In this embodiment, one for every two bit lines B
Are arranged, for example, four bit lines B
It is also possible to arrange one differential amplifier for each.
However, in this embodiment as well, it is necessary to confirm the erase program by dividing the two bit lines B into two, and if the number of bit lines B further increases, the number of confirmations will increase. However, even if the number of confirmations increases in this manner, the confirmation of the erase program of the memory cell transistors 1 connected to the plurality of bit lines B cannot be performed collectively. Compared to the case where the access is performed individually and the confirmation is performed, the time can be greatly reduced to some extent.

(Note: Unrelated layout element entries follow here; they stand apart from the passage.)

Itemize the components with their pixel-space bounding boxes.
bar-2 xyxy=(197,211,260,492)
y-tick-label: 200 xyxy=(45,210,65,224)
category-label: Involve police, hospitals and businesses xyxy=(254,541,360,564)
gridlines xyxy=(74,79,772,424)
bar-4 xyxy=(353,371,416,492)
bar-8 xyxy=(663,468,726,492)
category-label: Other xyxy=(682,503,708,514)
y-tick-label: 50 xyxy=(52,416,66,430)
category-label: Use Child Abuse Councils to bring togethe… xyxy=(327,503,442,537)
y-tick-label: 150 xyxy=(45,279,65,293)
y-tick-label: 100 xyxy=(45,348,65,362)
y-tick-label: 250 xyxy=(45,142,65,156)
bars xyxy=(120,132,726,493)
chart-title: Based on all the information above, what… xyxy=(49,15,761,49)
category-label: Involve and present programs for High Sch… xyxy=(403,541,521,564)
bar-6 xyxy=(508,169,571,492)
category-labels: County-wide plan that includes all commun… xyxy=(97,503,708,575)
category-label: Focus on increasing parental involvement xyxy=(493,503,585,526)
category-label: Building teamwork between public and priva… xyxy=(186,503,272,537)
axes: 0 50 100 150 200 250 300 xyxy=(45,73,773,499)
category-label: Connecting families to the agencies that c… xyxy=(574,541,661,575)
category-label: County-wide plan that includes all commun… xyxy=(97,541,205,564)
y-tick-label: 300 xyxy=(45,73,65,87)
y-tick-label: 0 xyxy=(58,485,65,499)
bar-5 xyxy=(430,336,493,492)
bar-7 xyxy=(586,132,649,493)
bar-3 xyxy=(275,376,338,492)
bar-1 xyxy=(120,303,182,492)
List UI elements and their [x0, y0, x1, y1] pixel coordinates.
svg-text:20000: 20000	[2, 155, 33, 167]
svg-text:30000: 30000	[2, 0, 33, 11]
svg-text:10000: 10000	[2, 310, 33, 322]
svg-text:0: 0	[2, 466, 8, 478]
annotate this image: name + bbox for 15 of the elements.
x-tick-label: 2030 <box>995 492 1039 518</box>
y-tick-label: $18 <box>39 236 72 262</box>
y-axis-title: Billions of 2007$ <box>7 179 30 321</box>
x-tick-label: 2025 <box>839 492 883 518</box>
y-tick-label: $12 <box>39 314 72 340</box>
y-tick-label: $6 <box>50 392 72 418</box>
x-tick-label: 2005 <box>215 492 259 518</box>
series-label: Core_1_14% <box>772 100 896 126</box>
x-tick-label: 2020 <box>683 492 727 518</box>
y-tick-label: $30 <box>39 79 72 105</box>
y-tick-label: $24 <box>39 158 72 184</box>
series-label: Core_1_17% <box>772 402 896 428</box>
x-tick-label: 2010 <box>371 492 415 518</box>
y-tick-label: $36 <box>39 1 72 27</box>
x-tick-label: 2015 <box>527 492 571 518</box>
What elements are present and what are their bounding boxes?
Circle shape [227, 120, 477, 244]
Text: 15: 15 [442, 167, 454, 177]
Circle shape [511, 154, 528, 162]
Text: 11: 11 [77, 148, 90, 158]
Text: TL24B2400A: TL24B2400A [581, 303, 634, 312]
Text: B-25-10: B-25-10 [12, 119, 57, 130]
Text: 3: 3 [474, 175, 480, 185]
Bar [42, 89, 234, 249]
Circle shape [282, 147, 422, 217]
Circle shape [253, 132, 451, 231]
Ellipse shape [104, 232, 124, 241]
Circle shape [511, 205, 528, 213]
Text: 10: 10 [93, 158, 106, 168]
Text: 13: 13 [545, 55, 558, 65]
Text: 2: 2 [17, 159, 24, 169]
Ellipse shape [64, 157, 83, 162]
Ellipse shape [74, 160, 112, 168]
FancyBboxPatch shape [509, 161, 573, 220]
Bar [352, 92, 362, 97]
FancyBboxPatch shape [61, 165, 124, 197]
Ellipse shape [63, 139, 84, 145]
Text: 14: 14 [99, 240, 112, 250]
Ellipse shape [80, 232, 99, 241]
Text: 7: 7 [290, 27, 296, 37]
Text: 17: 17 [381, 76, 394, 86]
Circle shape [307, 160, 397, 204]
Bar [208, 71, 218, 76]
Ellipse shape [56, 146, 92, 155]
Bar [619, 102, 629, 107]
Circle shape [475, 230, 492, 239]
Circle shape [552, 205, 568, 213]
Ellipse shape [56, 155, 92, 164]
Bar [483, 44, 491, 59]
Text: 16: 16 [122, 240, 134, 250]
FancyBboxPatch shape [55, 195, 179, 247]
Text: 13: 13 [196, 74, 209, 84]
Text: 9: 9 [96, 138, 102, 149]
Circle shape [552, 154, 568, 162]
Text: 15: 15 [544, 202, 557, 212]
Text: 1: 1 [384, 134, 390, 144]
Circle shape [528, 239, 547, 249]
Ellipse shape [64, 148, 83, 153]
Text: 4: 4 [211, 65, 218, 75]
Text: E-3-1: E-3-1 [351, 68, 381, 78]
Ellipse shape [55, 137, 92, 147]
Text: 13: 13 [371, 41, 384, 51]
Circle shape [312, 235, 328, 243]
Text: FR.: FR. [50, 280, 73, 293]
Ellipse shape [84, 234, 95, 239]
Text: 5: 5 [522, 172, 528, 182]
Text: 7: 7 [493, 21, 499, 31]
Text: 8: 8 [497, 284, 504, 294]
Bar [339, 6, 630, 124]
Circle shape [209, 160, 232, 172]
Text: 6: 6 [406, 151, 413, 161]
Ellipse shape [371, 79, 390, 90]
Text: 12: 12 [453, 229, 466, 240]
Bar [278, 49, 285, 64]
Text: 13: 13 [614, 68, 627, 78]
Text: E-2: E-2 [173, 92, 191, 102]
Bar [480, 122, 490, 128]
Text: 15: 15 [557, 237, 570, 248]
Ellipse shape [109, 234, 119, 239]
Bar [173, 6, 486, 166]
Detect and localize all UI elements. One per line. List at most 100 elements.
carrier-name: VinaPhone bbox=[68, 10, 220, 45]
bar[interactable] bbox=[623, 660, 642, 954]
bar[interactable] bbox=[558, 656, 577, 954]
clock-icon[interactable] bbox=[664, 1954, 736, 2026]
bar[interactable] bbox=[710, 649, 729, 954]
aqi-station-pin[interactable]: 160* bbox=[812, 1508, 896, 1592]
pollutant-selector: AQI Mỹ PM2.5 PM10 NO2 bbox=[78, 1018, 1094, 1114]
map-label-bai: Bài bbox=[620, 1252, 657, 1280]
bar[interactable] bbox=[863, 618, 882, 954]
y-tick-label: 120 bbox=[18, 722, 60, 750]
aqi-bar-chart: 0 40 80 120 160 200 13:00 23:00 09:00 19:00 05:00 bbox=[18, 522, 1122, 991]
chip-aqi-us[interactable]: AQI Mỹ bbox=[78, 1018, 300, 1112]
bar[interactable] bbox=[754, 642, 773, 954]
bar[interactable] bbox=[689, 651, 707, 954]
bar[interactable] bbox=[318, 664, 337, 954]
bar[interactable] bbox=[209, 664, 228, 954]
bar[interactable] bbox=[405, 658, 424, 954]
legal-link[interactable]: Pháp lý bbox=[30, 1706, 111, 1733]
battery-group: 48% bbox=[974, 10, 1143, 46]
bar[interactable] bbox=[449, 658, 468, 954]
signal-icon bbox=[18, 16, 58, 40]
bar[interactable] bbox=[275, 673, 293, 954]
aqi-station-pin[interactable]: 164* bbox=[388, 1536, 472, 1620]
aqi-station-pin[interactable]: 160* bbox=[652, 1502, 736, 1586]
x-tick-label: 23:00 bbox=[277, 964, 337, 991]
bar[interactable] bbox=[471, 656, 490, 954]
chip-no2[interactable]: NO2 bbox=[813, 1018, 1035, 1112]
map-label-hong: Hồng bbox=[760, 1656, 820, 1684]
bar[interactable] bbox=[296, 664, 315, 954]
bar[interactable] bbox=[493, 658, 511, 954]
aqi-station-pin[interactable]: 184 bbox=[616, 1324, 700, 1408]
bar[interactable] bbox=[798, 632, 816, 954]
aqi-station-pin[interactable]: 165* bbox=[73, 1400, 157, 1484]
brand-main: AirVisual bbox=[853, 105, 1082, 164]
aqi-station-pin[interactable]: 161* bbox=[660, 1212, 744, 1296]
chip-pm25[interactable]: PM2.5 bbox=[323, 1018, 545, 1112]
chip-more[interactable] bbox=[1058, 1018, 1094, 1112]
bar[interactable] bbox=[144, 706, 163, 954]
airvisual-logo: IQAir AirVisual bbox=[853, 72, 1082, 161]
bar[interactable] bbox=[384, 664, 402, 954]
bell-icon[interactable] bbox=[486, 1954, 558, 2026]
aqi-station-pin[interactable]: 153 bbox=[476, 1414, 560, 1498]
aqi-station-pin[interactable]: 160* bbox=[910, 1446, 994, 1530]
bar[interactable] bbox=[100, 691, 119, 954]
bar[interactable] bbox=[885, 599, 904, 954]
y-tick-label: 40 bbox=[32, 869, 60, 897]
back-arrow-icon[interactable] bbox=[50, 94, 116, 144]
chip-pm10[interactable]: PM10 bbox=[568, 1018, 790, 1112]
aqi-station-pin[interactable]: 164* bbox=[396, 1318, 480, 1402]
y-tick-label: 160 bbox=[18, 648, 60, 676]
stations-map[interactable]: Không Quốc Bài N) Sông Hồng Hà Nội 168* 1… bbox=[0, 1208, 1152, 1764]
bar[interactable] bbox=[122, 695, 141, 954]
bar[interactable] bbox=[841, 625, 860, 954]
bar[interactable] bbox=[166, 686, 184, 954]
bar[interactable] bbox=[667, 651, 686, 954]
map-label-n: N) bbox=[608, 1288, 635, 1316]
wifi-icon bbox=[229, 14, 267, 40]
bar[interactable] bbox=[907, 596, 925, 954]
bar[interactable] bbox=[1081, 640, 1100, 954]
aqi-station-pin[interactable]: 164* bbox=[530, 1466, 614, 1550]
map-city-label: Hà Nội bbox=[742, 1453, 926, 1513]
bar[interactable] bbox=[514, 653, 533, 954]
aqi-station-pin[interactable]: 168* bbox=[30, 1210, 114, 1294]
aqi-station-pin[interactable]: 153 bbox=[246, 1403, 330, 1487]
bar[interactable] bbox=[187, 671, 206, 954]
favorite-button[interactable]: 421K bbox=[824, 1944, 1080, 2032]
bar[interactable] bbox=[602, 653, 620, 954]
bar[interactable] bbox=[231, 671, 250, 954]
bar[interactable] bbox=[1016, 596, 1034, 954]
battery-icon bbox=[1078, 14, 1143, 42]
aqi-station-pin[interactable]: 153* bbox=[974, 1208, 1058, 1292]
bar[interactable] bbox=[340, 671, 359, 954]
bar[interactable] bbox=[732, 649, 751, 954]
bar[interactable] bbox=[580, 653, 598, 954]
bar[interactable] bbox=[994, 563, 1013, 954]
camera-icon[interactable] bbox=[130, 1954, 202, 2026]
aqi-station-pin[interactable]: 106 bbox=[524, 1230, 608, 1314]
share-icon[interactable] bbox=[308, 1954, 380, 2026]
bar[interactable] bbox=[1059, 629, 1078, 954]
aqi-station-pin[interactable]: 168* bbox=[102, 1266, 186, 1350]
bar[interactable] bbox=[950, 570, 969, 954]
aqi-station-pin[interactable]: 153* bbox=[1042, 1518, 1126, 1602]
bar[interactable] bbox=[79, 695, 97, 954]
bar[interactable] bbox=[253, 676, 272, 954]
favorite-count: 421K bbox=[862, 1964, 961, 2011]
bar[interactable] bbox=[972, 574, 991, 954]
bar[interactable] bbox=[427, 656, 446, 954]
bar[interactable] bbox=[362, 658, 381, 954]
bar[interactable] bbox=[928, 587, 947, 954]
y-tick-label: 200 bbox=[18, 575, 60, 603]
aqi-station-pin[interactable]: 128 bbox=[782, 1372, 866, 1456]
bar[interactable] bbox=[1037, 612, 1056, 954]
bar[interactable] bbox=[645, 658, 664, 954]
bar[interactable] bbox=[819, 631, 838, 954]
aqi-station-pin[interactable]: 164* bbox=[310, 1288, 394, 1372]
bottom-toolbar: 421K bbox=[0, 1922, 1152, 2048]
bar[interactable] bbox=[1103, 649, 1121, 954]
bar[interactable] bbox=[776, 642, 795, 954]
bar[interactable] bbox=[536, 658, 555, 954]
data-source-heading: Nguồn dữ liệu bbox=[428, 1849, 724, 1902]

FIG. 3 shows still another embodiment of the present invention, and is a block diagram showing a configuration of a flash memory capable of performing confirmation after erasing. It should be noted that components having the same functions as those of the first embodiment shown in FIG.

In each of the differential amplifiers in the differential amplifier array 7 of the first embodiment shown in FIG. 1, the potentials of the bit lines B1 to Bn are higher than the reference voltage Vref of the reference voltage generating circuit 9. In such a case, an H level is output in the case of the above. However, each differential amplifier of this circuit example is configured to output an H level when the potential of the bit lines B1 to Bn becomes lower than the reference voltage Vref. Therefore, if the same operation as the confirmation of the erase program is performed after the erase operation is completed, if the memory cell transistor 1 in which the threshold voltage Vth is not sufficiently lowered and the erase is not completely performed exists, The differential amplifier outputs the H level, and the determination circuit 10 can detect this error in the erasing operation.

In this circuit example, the position of the output line of the differential amplifier is different from that of the first embodiment, and the other structures are similar to those of the first embodiment. By combining the respective circuits with the example, it is possible to configure a flash memory capable of easily confirming both the erase program and the erase state.

[0033]

As is apparent from the above description, according to the present invention, the erasure program can be checked all at once, so that the erasing time of the flash memory can be shortened.

[Brief description of the drawings]

FIG. 1 is a block diagram showing a configuration of a flash memory according to one embodiment of the present invention.

FIG. 2 is a block diagram showing a configuration of a flash memory according to another embodiment of the present invention.

FIG. 3 is a block diagram showing a configuration of a flash memory according to still another embodiment of the present invention, which can perform confirmation after erasure;

FIG. 4 is a block diagram showing a configuration of a conventional flash memory.

[Explanation of symbols]

 Reference Signs List 1 memory cell transistor 7 differential amplifier array B1 to Bn bit line W1 to Wm word line S source line Vref reference voltage

Claims (2)

(57) [Claims] 1. A flash memory in which a control gate and a drain of a memory cell transistor having a floating gate are connected to a word line and a bit line arranged in a matrix and a source is connected to a common source line. Bit line potential comparison circuit for comparing the potential of the bit line with a predetermined voltage, and erase program confirmation means for applying a voltage higher than the threshold voltage at the time of writing to the word line and applying an appropriate voltage to the source line Flash memory characterized by the above. 2. A circuit according to claim 1, further comprising a determination circuit for detecting when any one of the bit line potential comparison circuits determines that the potential of the bit line is higher than a predetermined voltage. The flash memory as described.